8×10 Portraits – Touching Strangers
Book extract: Touching Strangers by Richard Renaldi
During Sunday services at the parish church my family occasionally attended in the 1970s, we were asked to do something that I remember being out of the ordinary. The priest would ask us to turn to the strangers seated beside us and offer a sign of peace in the form of a handshake. I looked forward to that part of the service. I remember feeling connected to something larger than my immediate family, which would soon be broken apart by my parents’ divorce.
Handshaking is at least as old as the ancient world and is thought to have originated as a gesture of non-violence, demonstrating that the hand held no weapon. An 1864 engraving apocryphally depicts the Native Americans shaking hands with Puritan colonists arriving at Plymouth. Throughout the 19th century, Quakers popularised handshaking as a sign of equality under God. I did not know it then, but I was participating in one of the few primeval customs in which it was permissible to put my hands on the body of an unfamiliar person. Those Sundays at church are my earliest memories of touching strangers.
I spent my teenage years in Chicago, living alone with my mother in a high-rise apartment building along a stretch of Lake Shore Drive known as the ‘‘Gold Coast’’. There was a clear distinction between our wealthy neighbourhood and Cabrini-Green, the notorious housing projects less than a mile away. Though I was too young to fully understand America’s history of racial division, something seemed unfair when my mother took a pen and drew a line on a map that I was forbidden to cross. I didn’t know why I was allowed to attend public school with children who lived in the projects, or why we shared the same grocery store just blocks away, yet I was not permitted to enter their neighbourhood.
Each of us engages in a private cartography, the fence posts of which are known only to ourselves.

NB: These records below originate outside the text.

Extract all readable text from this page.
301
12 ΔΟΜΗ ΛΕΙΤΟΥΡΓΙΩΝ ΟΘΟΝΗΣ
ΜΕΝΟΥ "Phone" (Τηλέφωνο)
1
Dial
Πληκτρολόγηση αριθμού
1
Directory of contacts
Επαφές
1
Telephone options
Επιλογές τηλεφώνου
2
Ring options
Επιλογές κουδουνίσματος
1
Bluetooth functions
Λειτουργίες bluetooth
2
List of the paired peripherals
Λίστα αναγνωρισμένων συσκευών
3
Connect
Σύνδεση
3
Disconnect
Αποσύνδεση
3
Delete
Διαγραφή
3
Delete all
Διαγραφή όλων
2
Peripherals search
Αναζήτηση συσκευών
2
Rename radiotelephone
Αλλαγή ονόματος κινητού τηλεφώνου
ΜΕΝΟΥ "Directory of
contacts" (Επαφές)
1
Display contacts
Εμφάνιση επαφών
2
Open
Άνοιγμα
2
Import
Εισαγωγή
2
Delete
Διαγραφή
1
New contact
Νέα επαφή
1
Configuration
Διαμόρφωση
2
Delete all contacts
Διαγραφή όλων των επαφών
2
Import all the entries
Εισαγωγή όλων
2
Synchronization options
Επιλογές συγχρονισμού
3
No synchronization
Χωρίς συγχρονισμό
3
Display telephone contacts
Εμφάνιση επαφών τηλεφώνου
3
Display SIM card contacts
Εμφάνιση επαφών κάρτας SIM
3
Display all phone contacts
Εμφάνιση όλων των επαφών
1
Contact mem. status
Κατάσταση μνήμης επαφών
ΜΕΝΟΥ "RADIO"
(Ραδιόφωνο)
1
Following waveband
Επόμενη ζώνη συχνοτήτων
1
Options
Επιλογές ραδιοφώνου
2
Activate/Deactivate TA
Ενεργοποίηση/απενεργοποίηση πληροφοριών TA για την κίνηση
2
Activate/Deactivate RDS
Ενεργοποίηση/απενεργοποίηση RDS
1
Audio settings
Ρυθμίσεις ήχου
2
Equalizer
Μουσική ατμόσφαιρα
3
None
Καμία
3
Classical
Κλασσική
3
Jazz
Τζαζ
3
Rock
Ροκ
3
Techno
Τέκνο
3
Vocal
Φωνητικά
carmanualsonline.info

Of all the boundaries that separate us from each other, few are more sacrosanct than the invisible lines we habitually draw between others and ourselves in public.
When I was 14, I started sneaking out to gay cruising spots in downtown Chicago looking for discreet sexual encounters. Driven to discard everything I had been told about the threat of strangers, I began to construct elaborate fictions regarding my whereabouts, the people I was associating with, and the nature of my relationships. I wanted a physical connection, but I also felt the desire for friendship and affection that I believed weren’t possible living a double life. Occasionally, men would take me home and afterwards want to hold me, touching my body in a tender manner that helped me understand not only palpable desire, but the experience, however brief, of a kind of love between strangers.
Urban life forces us into shared spaces with members of other tribes, and out of this circumstantial density we create a larger family for ourselves, however dysfunctional. At an early age, unseen connections between strangers in the city, and the negative space between them, became visible to me as the singular adhesive tissue linking communities, binding each of us together into small universes, unaware of the power of each other’s gravitational pull.
Early in my career as a photographer, I discovered that the fearlessness I had acquired in approaching strange men suited me well in my work as a street portraitist. I had a talent for casting strangers, suffering little awkwardness when self-tasked with approaching them for a picture. Asking strangers for photographs elicits reactions along a spectrum, as if one had proposed something either as anodyne as sharing a cup of coffee, or requested a spontaneous and public sexual favor.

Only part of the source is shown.